Reputation: 4757
I am trying to "merge" column V of a Data Frame in another one if the columns X and Y are equals (I have to match dOne.X == dTwo.X & dOne.Y == dTwo.Y
and also dOne.X == dTwo.Y & dOne.Y == dTwo.X
)
I solved this using a for
loop, but it is slow when the Data Frame dOne is big (in my machine it takes 25 minutes if length(dOne.X) == 500000
). I would like to know if there is a way to solve this problem using a faster "vectorized" operation. Above is an exemple of what I want to do:
Data Frame ONE
X Y V
a b 2
a c 3
a d 0
a e 0
b c 2
b d 3
b e 0
c d 2
c e 0
d e 0
Data Frame TWO
X Y V
a b 1
a c 1
a d 1
b c 1
b d 1
c d 1
e d 1
Expected Data Frame after the columns are merged
X Y V V2
a b 2 1
a c 3 1
a d 0 1
a e 0 0
b c 2 1
b d 3 1
b e 0 0
c d 2 1
c e 0 0
d e 0 1
This is the code I am using so far that is slow when dOne is big (hundreds of thousands or rows):
copyadjlistValueColumn <- function(dOne, dTwo) {
dOne$V2 <- 0
lv <- union(levels(dOne$Y), levels(dOne$X))

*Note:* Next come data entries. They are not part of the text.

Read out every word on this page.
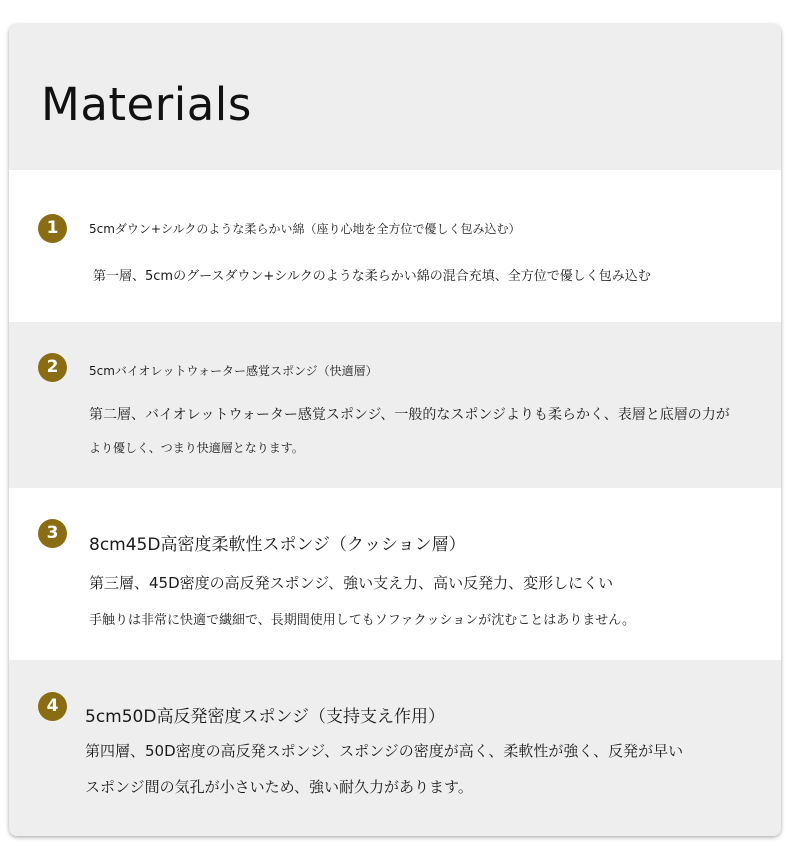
Materials
1	5cmダウン+シルクのような柔らかい綿（座り心地を全方位で優しく包み込む）
第一層、5cmのグースダウン+シルクのような柔らかい綿の混合充填、全方位で優しく包み込む
2	5cmバイオレットウォーター感覚スポンジ（快適層）
第二層、バイオレットウォーター感覚スポンジ、一般的なスポンジよりも柔らかく、表層と底層の力が
より優しく、つまり快適層となります。
3
8cm45D高密度柔軟性スポンジ（クッション層）
第三層、45D密度の高反発スポンジ、強い支え力、高い反発力、変形しにくい
手触りは非常に快適で繊細で、長期間使用してもソファクッションが沈むことはありません。
4
5cm50D高反発密度スポンジ（支持支え作用）
第四層、50D密度の高反発スポンジ、スポンジの密度が高く、柔軟性が強く、反発が早い
スポンジ間の気孔が小さいため、強い耐久力があります。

dTwo$X <- factor(dTwo$X, levels = lv)
dTwo$Y <- factor(dTwo$Y, levels = lv)
dOne$X <- factor(dOne$X, levels = lv)
dOne$Y <- factor(dOne$Y, levels = lv)
for(i in 1:nrow(dTwo)) {
row <- dTwo[i,]
dOne$V2[dOne$X == row$X & dOne$Y == row$Y] <- row$V
dOne$V2[dOne$X == row$Y & dOne$Y == row$X] <- row$V
}
dOne
}
This is a testthat test case that covers what I am expecting (using the data frames above):
test_that("Copy V column to another Data Frame", {
dfOne <- data.frame(X=c("a", "a", "a", "a", "b", "b", "b", "c", "c", "d"),
Y=c("b", "c", "d", "e", "c", "d", "e", "d", "e", "e"),
V=c(2, 3, 0, 0, 2, 3, 0, 2, 0, 0))
dfTwo <- data.frame(X=c("a", "a", "a", "b", "b", "c", "e"),
Y=c("b", "c", "d", "c", "d", "d", "d"),
V=c(1, 1, 1, 1, 1, 1, 1))
lv <- union(levels(dfTwo$Y), levels(dfTwo$X))

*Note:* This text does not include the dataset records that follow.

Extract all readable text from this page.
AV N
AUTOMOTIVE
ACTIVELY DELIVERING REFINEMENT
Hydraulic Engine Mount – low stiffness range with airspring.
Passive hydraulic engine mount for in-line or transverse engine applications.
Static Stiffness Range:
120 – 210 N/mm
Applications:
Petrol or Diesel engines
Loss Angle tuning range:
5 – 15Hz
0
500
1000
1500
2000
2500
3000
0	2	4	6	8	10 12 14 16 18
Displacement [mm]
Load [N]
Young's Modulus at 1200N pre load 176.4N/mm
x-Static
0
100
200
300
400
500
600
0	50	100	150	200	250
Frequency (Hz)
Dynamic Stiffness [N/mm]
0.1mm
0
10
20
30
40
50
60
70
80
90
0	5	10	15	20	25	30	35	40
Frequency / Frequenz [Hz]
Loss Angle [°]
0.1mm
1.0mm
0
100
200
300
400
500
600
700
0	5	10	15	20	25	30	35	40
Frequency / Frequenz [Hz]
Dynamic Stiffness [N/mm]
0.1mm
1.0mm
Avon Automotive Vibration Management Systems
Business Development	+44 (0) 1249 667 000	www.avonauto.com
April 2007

dfExpected <- data.frame(X=c("a", "a", "a", "a", "b", "b", "b", "c", "c", "d"),
Y=c("b", "c", "d", "e", "c", "d", "e", "d", "e", "e"),
V=c(2, 3, 0, 0, 2, 3, 0, 2, 0, 0),
V2=c(1, 1, 1, 0, 1, 1, 0, 1, 0, 1))
dfExpected$X <- factor(dfExpected$X, levels = lv)
dfExpected$Y <- factor(dfExpected$Y, levels = lv)
dfMerged <- copyadjlistValueColumn(dfOne, dfTwo)
expect_identical(dfMerged, dfExpected)
})
Any suggestion?
Thanks a lot :)
Upvotes: 4
Views: 7744
Reputation: 67778
Try two merge
, where order of matching columns is reversed in the second, to get the 'bidirectional' matching. Then you may use e.g. rowSums
to collapse the two created columns to one.
d1 <- merge(dfOne, dfTwo, by.x = c("X", "Y"), by.y = c("X", "Y"), all.x = TRUE)
d2 <- merge(d1, dfTwo, by.x = c("X", "Y"), by.y = c("Y", "X"), all.x = TRUE)
cbind(dfOne, V2 = rowSums(cbind(d2$V.y, d2$V), na.rm = TRUE))
# X Y V V2
# 1 a b 2 1
# 2 a c 3 1
# 3 a d 0 1
# 4 a e 0 0
# 5 b c 2 1
# 6 b d 3 1
# 7 b e 0 0
# 8 c d 2 1
# 9 c e 0 0
# 10 d e 0 1
For faster alternatives to merge
, check data.table
and dplyr
alternatives here: stackoverflow.com/questions/1299871/how-to-join-data-frames-in-r-inner-outer-left-right/
Upvotes: 3
Reputation: 553
With dplyr
:
library(dplyr)
left_join(dfOne, dfTwo, by = c("X", "Y")) %>%
left_join(dfTwo, by = c("X" = "Y", "Y" = "X")) %>%
mutate(V2 = ifelse(is.na(V.y), V, V.y)) %>%
select(X, Y, V = V.x, V2) %>%
do(replace(., is.na(.), 0))
Upvotes: 2
Reputation: 92282
Here's a possible data.table
package approach. This approach should be particularly efficient for a big data set like you have:
First convert to data.table
object and add keys
library(data.table)
setkey(setDT(dfOne), X, Y)
setkey(setDT(dfTwo), X, Y)
Then perform a join on X & Y
combination - the join is performed by matching key columns X,Y
of dfOne
with key columns X,Y
of dfTwo
respectively.
dfOne[dfTwo, V2 := i.V]
Now perform a join on Y & X
combination - the join is performed by matching key columns X,Y
of dfOne
with key columns Y,X
of dfTwo
respectively.
setkey(dfTwo, Y, X)
dfOne[dfTwo, V2 := i.V][]
Result (I'll keep the unmatched as NA
s instead of zeroes as it makes more sense this way):
# X Y V V2
# 1: a b 2 1
# 2: a c 3 1
# 3: a d 0 1
# 4: a e 0 NA
# 5: b c 2 1
# 6: b d 3 1
# 7: b e 0 NA
# 8: c d 2 1
# 9: c e 0 NA
# 10: d e 0 1
Upvotes: 2